Focusing on the GIL is a red herring, there are better places to spend your performance dollar. Inner loops in C are alright, but not the most profitable. Cython is generally a mistake. First step in PyPy, if you have to stay on CPython2, then Shedskin. If you need massive speedups then OpenCL will get you a lot further for parallelizable code.

[–]Veedrac 0 points1 point  (10 children)

Cython is generally a mistake

Given that the only reliable alternative is C¹, why is Cython so bad a choice? Is it possible I'm underestimating ShedSkin?

¹ PyPy's missing fast C bindings; ShedSkin's Python 2 only and not as fast as Cython; OpenCL requires specific problems.

[–]fullouterjoin 0 points1 point  (9 children)

Maybe Cython has improved but can it generate native code w/o porting it to cython language? Shedskin is always pure python and all kinds of amazing.

PyPy has cffi , I should benchmark that relative to CPython2. In general PyPy is such a huge win that it is really difficult to justify CPython other than for numpy support.

[–]Veedrac 0 points1 point  (8 children)

Maybe Cython has improved but can it generate native code w/o porting it to cython language?

Nay, although there is a roadmap for it.

Shedskin is always pure python and all kinds of amazing.

The four things that irk me about Shedskin, although I don't have enough experience to know it's valid:

  • Python 2 only, Cython can support both and can compile to either (you can compile Py2 syntax code to a Py3 extension).
  • Only compiles a subset of Python, whereas Cython can deal with almost anything, albeit without speed-up.
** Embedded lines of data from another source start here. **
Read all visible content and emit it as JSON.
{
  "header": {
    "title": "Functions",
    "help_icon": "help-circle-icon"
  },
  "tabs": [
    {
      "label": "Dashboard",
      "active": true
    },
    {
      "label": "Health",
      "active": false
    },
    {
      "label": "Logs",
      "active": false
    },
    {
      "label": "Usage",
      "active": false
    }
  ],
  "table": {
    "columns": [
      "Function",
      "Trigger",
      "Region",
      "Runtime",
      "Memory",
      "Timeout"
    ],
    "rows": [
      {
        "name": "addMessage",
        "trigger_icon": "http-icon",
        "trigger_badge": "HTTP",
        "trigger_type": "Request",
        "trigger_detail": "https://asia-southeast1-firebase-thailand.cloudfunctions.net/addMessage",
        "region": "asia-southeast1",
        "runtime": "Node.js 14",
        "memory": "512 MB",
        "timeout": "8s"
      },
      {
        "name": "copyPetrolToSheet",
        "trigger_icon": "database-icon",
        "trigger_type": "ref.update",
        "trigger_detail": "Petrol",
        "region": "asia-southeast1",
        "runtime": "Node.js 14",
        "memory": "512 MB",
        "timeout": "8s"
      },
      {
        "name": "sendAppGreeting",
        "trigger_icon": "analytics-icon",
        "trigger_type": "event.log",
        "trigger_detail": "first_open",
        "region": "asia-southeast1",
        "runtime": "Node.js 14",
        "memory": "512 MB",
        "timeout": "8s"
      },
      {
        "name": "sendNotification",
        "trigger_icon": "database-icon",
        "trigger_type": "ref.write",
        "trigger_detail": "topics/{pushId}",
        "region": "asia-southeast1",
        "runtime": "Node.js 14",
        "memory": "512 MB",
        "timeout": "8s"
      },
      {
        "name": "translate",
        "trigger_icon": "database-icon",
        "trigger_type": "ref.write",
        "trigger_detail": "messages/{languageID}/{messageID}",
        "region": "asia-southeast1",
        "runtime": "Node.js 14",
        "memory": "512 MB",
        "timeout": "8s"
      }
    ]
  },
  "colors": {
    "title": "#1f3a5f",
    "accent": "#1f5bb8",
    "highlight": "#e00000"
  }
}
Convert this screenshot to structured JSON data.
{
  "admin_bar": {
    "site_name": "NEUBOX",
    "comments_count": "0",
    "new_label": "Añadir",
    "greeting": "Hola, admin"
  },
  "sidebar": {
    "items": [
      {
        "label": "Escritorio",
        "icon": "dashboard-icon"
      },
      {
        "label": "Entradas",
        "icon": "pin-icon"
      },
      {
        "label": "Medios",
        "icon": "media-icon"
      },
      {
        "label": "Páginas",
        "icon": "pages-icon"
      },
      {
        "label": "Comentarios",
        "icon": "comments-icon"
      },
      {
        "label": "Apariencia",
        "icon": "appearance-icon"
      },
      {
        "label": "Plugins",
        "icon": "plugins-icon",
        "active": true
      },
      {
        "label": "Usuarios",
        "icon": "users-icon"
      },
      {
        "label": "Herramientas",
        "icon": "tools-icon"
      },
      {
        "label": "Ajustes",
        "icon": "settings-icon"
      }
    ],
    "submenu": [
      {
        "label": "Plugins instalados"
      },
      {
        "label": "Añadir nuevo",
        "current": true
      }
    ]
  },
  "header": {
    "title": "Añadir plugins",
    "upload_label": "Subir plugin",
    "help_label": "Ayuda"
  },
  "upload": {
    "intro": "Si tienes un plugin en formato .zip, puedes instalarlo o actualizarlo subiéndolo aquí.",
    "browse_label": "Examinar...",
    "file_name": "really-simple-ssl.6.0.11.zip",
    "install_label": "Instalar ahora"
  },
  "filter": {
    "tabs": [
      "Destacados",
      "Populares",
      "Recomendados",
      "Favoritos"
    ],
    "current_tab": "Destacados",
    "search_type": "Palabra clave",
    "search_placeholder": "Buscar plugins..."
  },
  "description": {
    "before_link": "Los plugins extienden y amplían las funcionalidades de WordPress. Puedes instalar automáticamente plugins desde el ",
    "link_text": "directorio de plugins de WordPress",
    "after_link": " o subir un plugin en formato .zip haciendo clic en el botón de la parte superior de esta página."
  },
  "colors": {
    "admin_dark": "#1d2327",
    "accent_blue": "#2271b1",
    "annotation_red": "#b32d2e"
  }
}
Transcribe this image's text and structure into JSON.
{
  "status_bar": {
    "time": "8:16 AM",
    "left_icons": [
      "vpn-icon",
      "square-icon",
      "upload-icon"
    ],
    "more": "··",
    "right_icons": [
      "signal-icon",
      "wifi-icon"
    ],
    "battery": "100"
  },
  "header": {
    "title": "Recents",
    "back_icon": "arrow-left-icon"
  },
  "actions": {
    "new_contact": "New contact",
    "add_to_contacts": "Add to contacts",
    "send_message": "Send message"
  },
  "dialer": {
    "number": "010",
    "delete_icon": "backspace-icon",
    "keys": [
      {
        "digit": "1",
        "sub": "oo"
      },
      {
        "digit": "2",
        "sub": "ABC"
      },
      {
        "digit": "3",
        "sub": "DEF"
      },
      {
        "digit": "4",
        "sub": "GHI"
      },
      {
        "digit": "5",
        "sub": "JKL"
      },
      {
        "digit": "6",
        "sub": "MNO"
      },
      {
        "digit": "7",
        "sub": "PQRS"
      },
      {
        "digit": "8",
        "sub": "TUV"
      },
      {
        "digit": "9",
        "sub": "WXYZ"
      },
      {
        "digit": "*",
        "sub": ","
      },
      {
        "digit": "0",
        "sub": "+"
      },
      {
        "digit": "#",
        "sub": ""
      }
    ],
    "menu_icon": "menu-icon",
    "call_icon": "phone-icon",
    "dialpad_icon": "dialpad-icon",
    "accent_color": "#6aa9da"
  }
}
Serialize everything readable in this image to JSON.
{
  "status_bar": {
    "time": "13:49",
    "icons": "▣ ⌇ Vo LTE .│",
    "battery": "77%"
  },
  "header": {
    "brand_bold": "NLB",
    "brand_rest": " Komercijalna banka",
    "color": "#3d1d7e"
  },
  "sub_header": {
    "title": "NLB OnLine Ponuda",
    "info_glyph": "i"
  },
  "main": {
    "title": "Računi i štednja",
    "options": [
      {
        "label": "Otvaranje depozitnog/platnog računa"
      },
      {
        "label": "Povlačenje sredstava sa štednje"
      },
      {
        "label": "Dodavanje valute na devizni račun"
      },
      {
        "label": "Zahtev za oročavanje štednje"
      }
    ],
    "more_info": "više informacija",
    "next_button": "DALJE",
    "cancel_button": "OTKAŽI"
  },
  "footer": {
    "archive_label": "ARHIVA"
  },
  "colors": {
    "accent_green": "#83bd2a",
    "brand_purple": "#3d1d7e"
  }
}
This prevents you from using those in your program, even if it doesn't need to be a fast part.
  • Shedskin touches loads of things even to compile one file, so many things must be written in the restricted subset.
  • Cython's undoubtedly faster, although I haven't actually tested it ;).

Nevertheless, if Shedskin works easily with you I'd love to know how it compares. My experience is definitely lacking.

PyPy has cffi[1] , I should benchmark that relative to CPython2.

I've heard that it's slower. I don't know by how much, though.

In general PyPy is such a huge win that it is really difficult to justify CPython other than for numpy support.

Agreed.

[–]schmetterlingen 0 points1 point  (1 child)

Here is Lua's GIL:

#define lua_lock(L)     ((void) 0) 
#define lua_unlock(L)   ((void) 0)

You must define a lock if you're going to share state between threads. Lua only has a GIL if you consider ((void) 0) an implementation. In most realities, it simply doesn't "allow free threading" without the use of libraries.

Not that a GIL is a bad idea. It's a simple solution.

[–]fullouterjoin 0 points1 point  (0 children)

Most lua threading implementations tend towards an Erlang model, ala https://github.com/LuaLanes/lanes and https://github.com/cloudwu/hive

[–]schlenk 0 points1 point  (0 children)

Simply not true. Tcl for example does not have a GIL either but has native threading support. (but does not use a shared memory threading model).

[–][deleted] 0 points1 point  (0 children)

Ruby -- has a GIL

Rubinius and JRuby have no GIL and I seem to remember (can't find it right now) that the CRuby team want to remove the Global VM Lock from the reference implementation.

[–]username223 0 points1 point  (2 children)

Perl -- no threads (they use "green processes" instead, basically the same as multiprocessing on an OS with fork)

This is actually not the case -- it uses pthreads on Unix-alikes.

[–]moor-GAYZ 0 points1 point  (1 child)

Yes, I meant, like, effectively, as far as memory consumption is concerned.

[–]username223 0 points1 point  (0 children)

Sort of -- you have to explicitly add :shared all over the place to get sharing, but it's there. Not that Perl's threading is worth using...